Japan warns of Red Army moves
| Tokyo
Japanese police believe that terrorist action by the extremist Japanese Red Army (JRA) during the Summer Olympic Games in Seoul is likely. ``Looking at the evidence,'' an official of the National Police Agency said, ``we are now moving on the premise that the Japanese Red Army may take action.'' Although the official made clear that there is no specific information regarding Red Army plans, he said the NPA believes ``the possibility that the Red Army may act is larger than the possibility they will not.''
The official said the police agency has no information to support recent reports that JRA terrorist teams may already have entered South Korea. He suggested that instead the JRA might attempt to hit an Olympics-related target in another country, including Japan.
The cautious assessment of the Japanese police is based on intelligence about Red Army plans gathered over the past year. During that period four members of the international terror group have been arrested - two in Japan, one in the Philippines, and one in the United States. The members came from two different factions of the tiny but active underground group - one based in Lebanon and allied with Palestinian extremist organizations, and another, smaller group, of airline hijackers based in North Korea.

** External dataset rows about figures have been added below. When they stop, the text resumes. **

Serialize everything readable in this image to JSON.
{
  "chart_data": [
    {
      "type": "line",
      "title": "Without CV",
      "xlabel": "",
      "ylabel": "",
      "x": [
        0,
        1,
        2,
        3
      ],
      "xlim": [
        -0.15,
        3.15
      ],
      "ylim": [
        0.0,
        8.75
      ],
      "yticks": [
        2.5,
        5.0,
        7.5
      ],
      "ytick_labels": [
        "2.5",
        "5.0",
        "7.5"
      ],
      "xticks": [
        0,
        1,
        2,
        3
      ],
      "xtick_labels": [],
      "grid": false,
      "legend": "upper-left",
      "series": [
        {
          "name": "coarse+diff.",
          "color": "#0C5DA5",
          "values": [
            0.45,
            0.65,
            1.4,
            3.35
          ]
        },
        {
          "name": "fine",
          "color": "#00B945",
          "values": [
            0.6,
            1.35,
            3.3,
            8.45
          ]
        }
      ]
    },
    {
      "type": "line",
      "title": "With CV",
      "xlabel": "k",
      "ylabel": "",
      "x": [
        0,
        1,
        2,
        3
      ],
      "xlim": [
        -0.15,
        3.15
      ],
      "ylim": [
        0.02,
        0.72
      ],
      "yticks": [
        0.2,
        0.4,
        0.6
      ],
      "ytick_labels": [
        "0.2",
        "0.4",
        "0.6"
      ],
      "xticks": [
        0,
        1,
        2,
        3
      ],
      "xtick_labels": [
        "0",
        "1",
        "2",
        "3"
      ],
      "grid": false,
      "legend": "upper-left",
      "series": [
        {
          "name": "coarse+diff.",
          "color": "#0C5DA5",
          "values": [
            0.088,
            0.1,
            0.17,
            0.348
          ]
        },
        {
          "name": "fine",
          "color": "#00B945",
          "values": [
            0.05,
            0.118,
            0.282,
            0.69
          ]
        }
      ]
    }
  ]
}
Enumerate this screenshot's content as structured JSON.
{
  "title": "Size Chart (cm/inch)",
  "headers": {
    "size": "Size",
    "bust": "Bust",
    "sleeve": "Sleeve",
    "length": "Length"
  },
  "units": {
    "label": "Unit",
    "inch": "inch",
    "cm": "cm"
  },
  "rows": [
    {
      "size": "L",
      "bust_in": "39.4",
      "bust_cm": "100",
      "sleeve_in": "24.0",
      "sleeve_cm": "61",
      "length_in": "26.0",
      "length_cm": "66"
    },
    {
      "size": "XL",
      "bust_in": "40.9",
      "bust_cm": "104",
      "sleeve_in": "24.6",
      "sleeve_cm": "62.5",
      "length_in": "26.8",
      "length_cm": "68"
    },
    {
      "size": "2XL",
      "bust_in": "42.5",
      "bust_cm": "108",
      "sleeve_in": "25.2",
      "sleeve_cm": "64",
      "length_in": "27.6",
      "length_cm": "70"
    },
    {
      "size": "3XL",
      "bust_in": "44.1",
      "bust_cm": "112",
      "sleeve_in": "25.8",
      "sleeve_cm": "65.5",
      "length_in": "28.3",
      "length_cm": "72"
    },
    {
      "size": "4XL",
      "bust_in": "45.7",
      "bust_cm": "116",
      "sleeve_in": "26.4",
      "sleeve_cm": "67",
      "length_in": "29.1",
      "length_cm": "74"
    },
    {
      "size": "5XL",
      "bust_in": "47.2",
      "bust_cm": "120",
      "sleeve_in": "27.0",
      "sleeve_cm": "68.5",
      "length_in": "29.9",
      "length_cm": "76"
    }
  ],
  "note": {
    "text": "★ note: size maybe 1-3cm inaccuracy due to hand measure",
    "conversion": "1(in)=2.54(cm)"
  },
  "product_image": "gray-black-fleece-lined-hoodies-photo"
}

The information shows that the shadowy JRA, after a long period of dormancy, has been operating on a global basis, increasingly focused on East Asia. Japanese police say they have evidence of widespread movement in and out of Japan by JRA members, using doctored passports, and that the Philippines has also been a JRA base in the past several years. Documents in the possession of captured JRA terrorists have pointed to the Seoul Games as a target and JRA public propaganda has echoed North Korea's opposition to the Games. But Japanese police say the stepped-up security in Seoul may cause the group to pick other targets, including attacks on the embassies of South Korea, Japan, or the US in another Asian country. In the 1970s the Red Army resorted to taking hostages, usually Japanese embassy officials, to gain the release of imprisoned comrades. ``But they may not repeat the same actions,'' the police official warned. ``Maybe this time they may kidnap a VIP from a foreign country.''
On Friday, Japanese police authorities revealed evidence that the JRA masterminded the kidnapping of a Japanese businessman in Manila in late 1986, a crime previously believed to be the work of Filipinos. The giant Mitsui trading company reportedly paid a ransom of up to $3 million for the release of their Manila manager.
Beside disrupting the Olympics, Japanese police say, the prime objective of JRA action in coming weeks would be to free captured comrades, particularly Osamu Maruoka, the No. 2 leader of the Lebanon faction arrested in Tokyo last November.